B’Tselem’s executive director, Hagai El-Ad, who calls himself “realistically pessimistic” about the “one-state reality” Israelis will continue to live in as long as their military occupation of the lands seized in 1967 endures, detected something positive in the outcome.

“The verdict clearly states that the B’Tselem video is an objective record of the incident and that it hasn’t been manipulated,” he told The Intercept in an email. Given concerted efforts by the government, the army and right-wing activists to discredit his group’s work, and a frightening campaign of incitement against him personally, that is not insignificant.

He expressed concern, however, for Emad abu-Shamsiyah, who recorded the incident and has faced threats and intimidation ever since.

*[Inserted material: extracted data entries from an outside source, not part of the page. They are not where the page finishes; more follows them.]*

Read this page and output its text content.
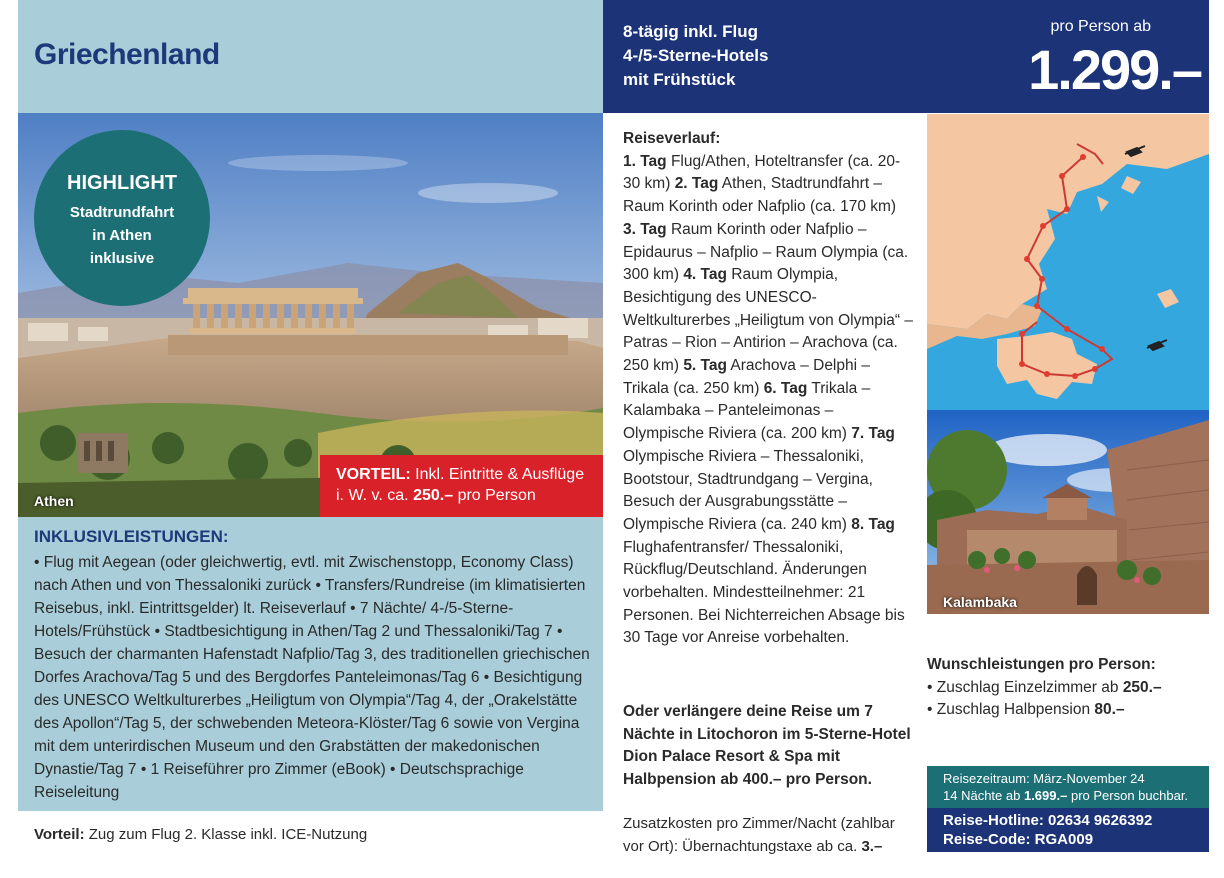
Griechenland
8-tägig inkl. Flug
4-/5-Sterne-Hotels
mit Frühstück
pro Person ab
1.299.–
Athen
HIGHLIGHT
Stadtrundfahrt
in Athen
inklusive
VORTEIL: Inkl. Eintritte & Ausflüge
i. W. v. ca. 250.– pro Person
INKLUSIVLEISTUNGEN:
• Flug mit Aegean (oder gleichwertig, evtl. mit Zwischenstopp, Economy Class) nach Athen und von Thessaloniki zurück • Transfers/Rundreise (im klimatisierten Reisebus, inkl. Eintrittsgelder) lt. Reiseverlauf • 7 Nächte/ 4-/5-Sterne-Hotels/Frühstück • Stadtbesichtigung in Athen/Tag 2 und Thessaloniki/Tag 7 • Besuch der charmanten Hafenstadt Nafplio/Tag 3, des traditionellen griechischen Dorfes Arachova/Tag 5 und des Bergdorfes Panteleimonas/Tag 6 • Besichtigung des UNESCO Weltkulturerbes „Heiligtum von Olympia“/Tag 4, der „Orakelstätte des Apollon“/Tag 5, der schwebenden Meteora-Klöster/Tag 6 sowie von Vergina mit dem unterirdischen Museum und den Grabstätten der makedonischen Dynastie/Tag 7 • 1 Reiseführer pro Zimmer (eBook) • Deutschsprachige Reiseleitung
Vorteil: Zug zum Flug 2. Klasse inkl. ICE-Nutzung
Reiseverlauf:
1. Tag Flug/Athen, Hoteltransfer (ca. 20-30 km) 2. Tag Athen, Stadtrundfahrt – Raum Korinth oder Nafplio (ca. 170 km) 3. Tag Raum Korinth oder Nafplio – Epidaurus – Nafplio – Raum Olympia (ca. 300 km) 4. Tag Raum Olympia, Besichtigung des UNESCO-Weltkulturerbes „Heiligtum von Olympia“ – Patras – Rion – Antirion – Arachova (ca. 250 km) 5. Tag Arachova – Delphi – Trikala (ca. 250 km) 6. Tag Trikala – Kalambaka – Panteleimonas – Olympische Riviera (ca. 200 km) 7. Tag Olympische Riviera – Thessaloniki, Bootstour, Stadtrundgang – Vergina, Besuch der Ausgrabungsstätte – Olympische Riviera (ca. 240 km) 8. Tag Flughafentransfer/ Thessaloniki, Rückflug/Deutschland. Änderungen vorbehalten. Mindestteilnehmer: 21 Personen. Bei Nichterreichen Absage bis 30 Tage vor Anreise vorbehalten.
Oder verlängere deine Reise um 7 Nächte in Litochoron im 5-Sterne-Hotel Dion Palace Resort & Spa mit Halbpension ab 400.– pro Person.
Zusatzkosten pro Zimmer/Nacht (zahlbar vor Ort): Übernachtungstaxe ab ca. 3.–
Kalambaka
Wunschleistungen pro Person:
• Zuschlag Einzelzimmer ab 250.–
• Zuschlag Halbpension 80.–
Reisezeitraum: März-November 24
14 Nächte ab 1.699.– pro Person buchbar.
Reise-Hotline: 02634 9626392
Reise-Code: RGA009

While there are only several hundred Jewish settlers living in the center of Hebron, a city of nearly 200,000 Palestinians, they are protected by thousands of Israeli soldiers and often act with impunity.

El-Ad also stressed that “the exceptional conviction of a single sergeant” should not be taken as a sign that the Israeli military justice system, which is used almost exclusively to prosecute Palestinian civilians living under military rule in the West Bank, is fair. “The occupation’s routine includes the whitewashing of hundreds of cases of killing and injuries of Palestinians, for which no one stands to trial,” he wrote. “That is the grim norm, unchanged by the extremely rare, current, publicized trial.”

He added that the conviction did nothing to change the reality of Israel’s open-ended occupation of the West Bank and East Jerusalem, which has now lasted five decades, and failed to answer “a very basic question: what was an Israeli soldier doing in the heart of a Palestinian city in the first place?”

That sentiment was echoed by Noam Sheizaf, an Israeli journalist and commentator, who wrote on Twitter that most political leaders seemed to hope that “we can be united in forgetting about the occupation as soon as the trial ends.”

The reaction to the case, “is sort of a political theater,” Sheizaf said in an interview. “The real story here is Israeli military control over a civilian population.”

“These high profile dramas prevent us from seeing the real nature of the occupation: an open-air prison which deprives millions of people of their basic rights,” he added. “The fact that the army is prosecuting one person and not others is a sideshow that the Israeli public and political system care about.”

“The court’s verdict, which I think was the right verdict,” Sheizaf said, “didn’t get us any closer to ending the occupation or preventing the next case. The next case is out there, waiting to happen.”

Top Photo: The father of Abdel Fattah al-Sharif, a Palestinian man who was killed by an Israeli soldier following a knife attack in the occupied West Bank city of Hebron in March, watched television coverage of the soldier’s trial on Wednesday.